La Vengeance aux deux Visages (One-Eyed Jacks) (1961) de Marlon Brando
Voilà un western absolument épatant qui nous permet d'un coup d'un seul de faire toute l'odyssée Brando. Un western d'une beauté époustouflante (merci Scorsese et Spielberg pour la rénovation, c'est pas tous les jours), qui jouit d'une lumière et d'un décor de paysages marins remarquables en tout point, avec forcément, en prime, l'animal Brando qui n'a même pas à prendre la peine pour susurrer ses dialogues d'ouvrir les lèvres : c'est lui qui dirige, il est le boss. Une histoire d'amitié entre Marlon Brando et Karl Malden, une histoire de trahison, de pifs aussi, une histoire de vengeance, et en prime, pour notre chasseur Brando, une histoire d'amour (Pina Pellicer ! Une carrière stoppée prématurément). La trame est certes simple comme bonjour : un casse, une traque, une trahison et Brando en prison. Une recherche, des retrouvailles (Malden, passé du Mexique à la Floride, est maintenant shérif, l'enfoiré) et des complications (Brando pense simplement piller une banque et descendre son ex compagnon... mais celui-ci est retors et rusé !!!). Cerises sur le gâteau, Brando tombe amoureux de la fille adoptive de Malden et tue au passage un connard (le sosie de Nicolas Cage) qui violente une femme : un petit côté sensible qui sied forcément mal à une vengeance longuement murie. Qu'ajouter ?
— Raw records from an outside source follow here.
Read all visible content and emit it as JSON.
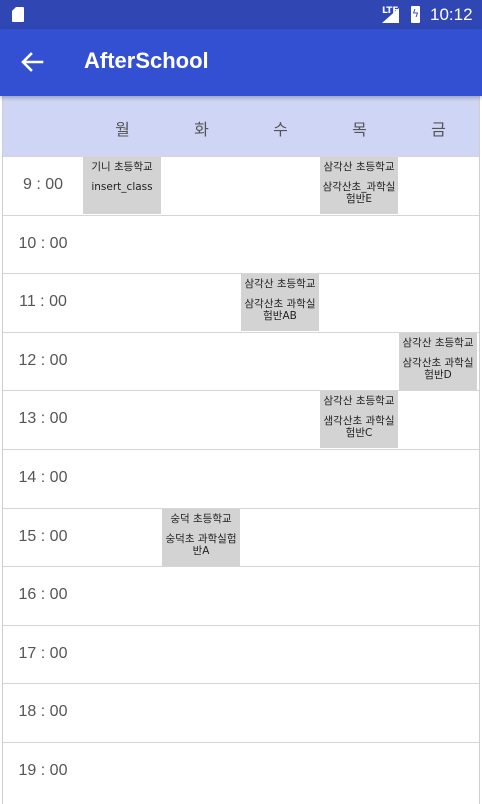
{
  "status_bar": {
    "network": "LTE",
    "time": "10:12"
  },
  "app_bar": {
    "title": "AfterSchool"
  },
  "days": [
    "월",
    "화",
    "수",
    "목",
    "금"
  ],
  "times": [
    "9 : 00",
    "10 : 00",
    "11 : 00",
    "12 : 00",
    "13 : 00",
    "14 : 00",
    "15 : 00",
    "16 : 00",
    "17 : 00",
    "18 : 00",
    "19 : 00"
  ],
  "classes": [
    {
      "school": "기니 초등학교",
      "class_name": "insert_class",
      "day": "월",
      "time": "9 : 00"
    },
    {
      "school": "삼각산 초등학교",
      "class_name": "삼각산초_과학실험반E",
      "day": "목",
      "time": "9 : 00"
    },
    {
      "school": "삼각산 초등학교",
      "class_name": "삼각산초 과학실험반AB",
      "day": "수",
      "time": "11 : 00"
    },
    {
      "school": "삼각산 초등학교",
      "class_name": "삼각산초 과학실험반D",
      "day": "금",
      "time": "12 : 00"
    },
    {
      "school": "삼각산 초등학교",
      "class_name": "샘각산초 과학실험반C",
      "day": "목",
      "time": "13 : 00"
    },
    {
      "school": "숭덕 초등학교",
      "class_name": "숭덕초 과학실험반A",
      "day": "화",
      "time": "15 : 00"
    }
  ]
}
Comme dans tous les bons westerns, ce qu'il faut réussir avant tout c'est les temps morts. Brando place la barre haut en se donnant 2h20 pour résoudre sa trame mais parvient haut la main à relever le défi. Car l'animal Brando n'a pas forcément besoin de scènes d'action pour captiver l'attention : qu'il taille la bavette avec une pute blonde mexicaine, qu'il discute le bout de gras avec son ex acolyte plus finaud qu'une fouine ou qu'il mange la feuille avec cette douce Louisa (il est suave, il l'embrasse, il ment, il la fait pleurer, il l'aime... il lui raconte toute l’histoire de sa vie en une nuit et il est tout le temps crédible l'enfoiré), toutes ces séquences, magnifiquement éclairées et écrites, sont absolument hypnotisantes. On aime ces discussions qui n'en finissent jamais, dont on connaît le double fond, les allusions et qui s'achèvent toujours en nous donnant envie de nous frotter les mains : oh putain ça va barder, c'étaient simplement quelques petites minutes de répit avant l'explosion - qu'il s'agisse d'une explosion de haine (la vengeance) ou d'amour (Brando a un cœur même s'il le cache sous des tonnes de mensonges éculés). Alors oui, l'animal se cassera les dents à plusieurs reprises avant de trouver le chemin de la rédemption : crucifié par Malden qui le fouette et lui pète la main droite, enfermé par Malden qui souhaite le voir crever au bout d'une corde, Brando n'en finit pas de chuter en raison d'une certaine naïveté ; l'animal se fait trahir par trois fois parce qu'il ne peut s'empêcher d'avoir une certaine foi envers son ex compagnon de casse. Mais il y a heureusement un Dieu pour les suaves et l'animal, après avoir serré des dents plus souvent qu'à son tour, retrouve toujours l'opportunité de se venger. L'histoire est simple, certes, les obstacles attendus, mais on se passionne pleinement pour la chose tant l'objet westernien est beau (des collines mexicaines à ce bord de mer floridien, mon coeur chavire - le western est l'occasion de connaître des endroits déserts dans lesquels on mettrait jamais les pieds...) et tant les personnages, qu'ils soient fourbes (Malden), puissants (Brando) ou tendres (Pellicer), sont bien dessinés - avec en plus, mon petit délire perso à moi, la présence d'Elisha Cook (apparence fugace mais décisive !). Le meilleur film et de loin réalisé par Brando, une pépite pour tous les amoureux de temps morts magnifiques.